Bewegung macht das Instabile stabil. Das war folgerichtig das zweite, zentrale Motto des passionierten Rennradfahrers Albrecht Lampe. Wie für alles, interessierte er sich auch dafür gründlich. Er ergründete die Technik von Fahrrädern, nahm sie auseinander und setzte die Teile in anderer Weise und mit neuer Funktion wieder zusammen. Das hat er uns anlässlich eines Kollegiumstags eindrücklich vorgeführt. Mit derselben Gründlichkeit führte er schwarze Notizbücher, die, eng beschrieben, säuberlich aufgereiht in seinem Büro standen. Ständig trug er eines bei sich. Im Unterschied zu Bartleby hörte er nie auf, sie zu füllen.

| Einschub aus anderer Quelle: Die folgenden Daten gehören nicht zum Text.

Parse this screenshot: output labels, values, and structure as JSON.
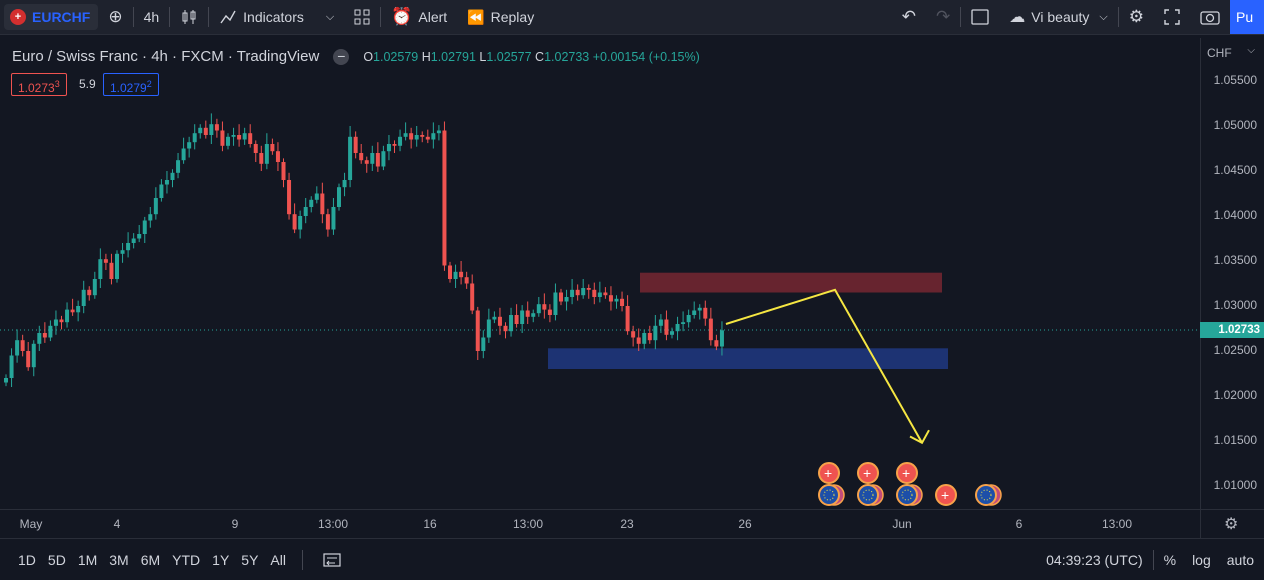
{
  "toolbar": {
    "symbol": "EURCHF",
    "interval": "4h",
    "indicators_label": "Indicators",
    "alert_label": "Alert",
    "replay_label": "Replay",
    "layout_name": "Vi beauty",
    "publish_label": "Pu"
  },
  "legend": {
    "title": "Euro / Swiss Franc · 4h · FXCM · TradingView",
    "o_label": "O",
    "o": "1.02579",
    "h_label": "H",
    "h": "1.02791",
    "l_label": "L",
    "l": "1.02577",
    "c_label": "C",
    "c": "1.02733",
    "change": "+0.00154 (+0.15%)",
    "sell_price": "1.0273",
    "sell_sup": "3",
    "spread": "5.9",
    "buy_price": "1.0279",
    "buy_sup": "2"
  },
  "price_axis": {
    "currency": "CHF",
    "ticks": [
      "1.05500",
      "1.05000",
      "1.04500",
      "1.04000",
      "1.03500",
      "1.03000",
      "1.02500",
      "1.02000",
      "1.01500",
      "1.01000"
    ],
    "current": "1.02733"
  },
  "time_axis": {
    "ticks": [
      "May",
      "4",
      "9",
      "13:00",
      "16",
      "13:00",
      "23",
      "26",
      "Jun",
      "6",
      "13:00"
    ]
  },
  "bottombar": {
    "ranges": [
      "1D",
      "5D",
      "1M",
      "3M",
      "6M",
      "YTD",
      "1Y",
      "5Y",
      "All"
    ],
    "clock": "04:39:23 (UTC)",
    "percent": "%",
    "log": "log",
    "auto": "auto"
  },
  "colors": {
    "up": "#26a69a",
    "down": "#ef5350",
    "resistance_zone": "#6b2530",
    "support_zone": "#1d3578",
    "arrow": "#f5e642"
  }
}
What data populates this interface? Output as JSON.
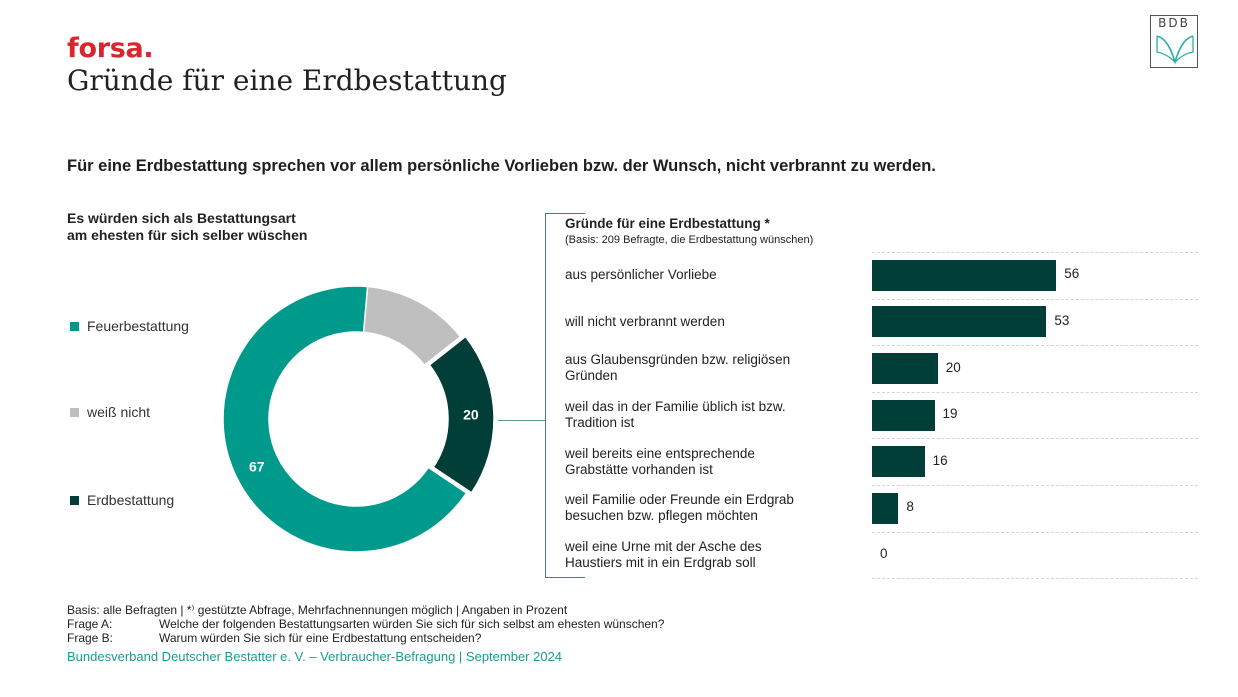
{
  "header": {
    "brand": "forsa.",
    "title": "Gründe für eine Erdbestattung",
    "logo_text": "BDB"
  },
  "headline": "Für eine Erdbestattung sprechen vor allem persönliche Vorlieben bzw. der Wunsch, nicht verbrannt zu werden.",
  "colors": {
    "brand_red": "#d9262c",
    "teal": "#009a8c",
    "gray": "#bfbfbf",
    "dark_green": "#023e38",
    "source_teal": "#1a9c92"
  },
  "chart_data": [
    {
      "type": "pie",
      "variant": "donut",
      "title": "Es würden sich als Bestattungsart am ehesten für sich selber wüschen",
      "title_lines": [
        "Es würden sich als Bestattungsart",
        "am ehesten für sich selber wüschen"
      ],
      "slices": [
        {
          "name": "weiß nicht",
          "value": 13,
          "color": "#bfbfbf",
          "label": ""
        },
        {
          "name": "Erdbestattung",
          "value": 20,
          "color": "#023e38",
          "label": "20",
          "exploded": true
        },
        {
          "name": "Feuerbestattung",
          "value": 67,
          "color": "#009a8c",
          "label": "67"
        }
      ],
      "legend": [
        {
          "name": "Feuerbestattung",
          "color": "#009a8c"
        },
        {
          "name": "weiß nicht",
          "color": "#bfbfbf"
        },
        {
          "name": "Erdbestattung",
          "color": "#023e38"
        }
      ],
      "legend_position": "left"
    },
    {
      "type": "bar",
      "orientation": "horizontal",
      "title": "Gründe für eine Erdbestattung *",
      "subtitle": "(Basis: 209 Befragte, die Erdbestattung wünschen)",
      "categories": [
        [
          "aus persönlicher Vorliebe"
        ],
        [
          "will nicht verbrannt werden"
        ],
        [
          "aus Glaubensgründen bzw. religiösen",
          "Gründen"
        ],
        [
          "weil das in der Familie üblich ist bzw.",
          "Tradition ist"
        ],
        [
          "weil bereits eine entsprechende",
          "Grabstätte vorhanden ist"
        ],
        [
          "weil Familie oder Freunde ein Erdgrab",
          "besuchen bzw. pflegen möchten"
        ],
        [
          "weil eine Urne mit der Asche des",
          "Haustiers mit in ein Erdgrab soll"
        ]
      ],
      "values": [
        56,
        53,
        20,
        19,
        16,
        8,
        0
      ],
      "value_labels": [
        "56",
        "53",
        "20",
        "19",
        "16",
        "8",
        "0"
      ],
      "color": "#023e38",
      "xlim": [
        0,
        100
      ],
      "grid": "dashed row separators"
    }
  ],
  "footer": {
    "basis": "Basis: alle Befragten | *⁾ gestützte Abfrage, Mehrfachnennungen möglich | Angaben in Prozent",
    "questions": [
      {
        "label": "Frage A:",
        "text": "Welche der folgenden Bestattungsarten würden Sie sich für sich selbst am ehesten wünschen?"
      },
      {
        "label": "Frage B:",
        "text": "Warum würden Sie sich für eine Erdbestattung entscheiden?"
      }
    ],
    "source": "Bundesverband Deutscher Bestatter e. V. – Verbraucher-Befragung | September 2024"
  }
}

Was er dort notierte, wusste nur er. Einmal sagte er zu mir, er sei eigentlich ständig mit mindestens 40 parallelen Vorgängen beschäftigt. Heute weiß ich, was er meinte. Damals erschien mir das ungeheuerlich.

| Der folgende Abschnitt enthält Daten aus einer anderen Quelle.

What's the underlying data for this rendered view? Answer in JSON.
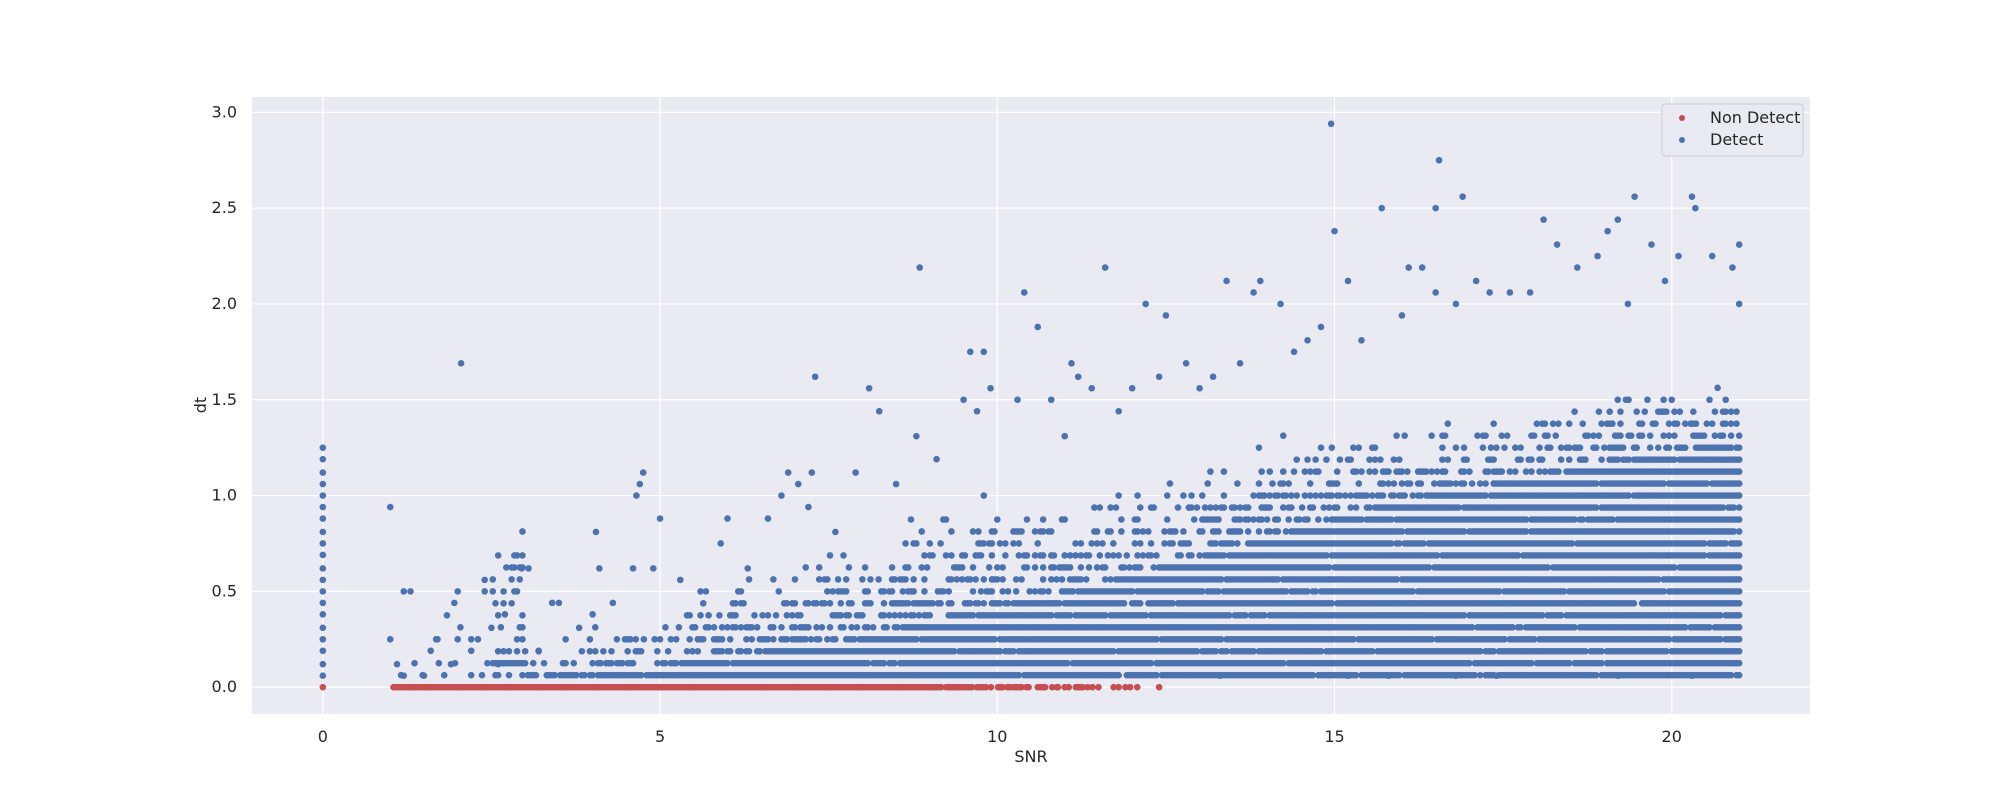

Draußen nur Kännchen. Das war das dritte Motto des begeisterten Mensagängers Albrecht Lampe. Es konnte geschehen was wolle, jeden Mittag erschien er pünktlich zum Mittagessen und nahm seinen Platz am Kopfende des Kolleg:innentisches ein. Er versäumte nie, nach der Nachspeise - von ihm, dem Anglophilen, stets Pudding genannt - zu fragen. Das Motto bezog sich aber nicht nur auf Kontexte des Speisens. Es markiert vielmehr seinen leicht spöttischen Umgang mit den in seinen Augen unsinnigen Regelungen, mit welchen er ständig zu tun hatte und die er, das war sein besonderes Talent, verflüssigte. In manchen Deutungen wird Bartlebys Ich möchte lieber nicht als Freiheit der menschlichen Handlungswahl verstanden.

Nun ist Albrecht Lampe im Alter von 78 Jahren gestorben. I would prefer he had not done so.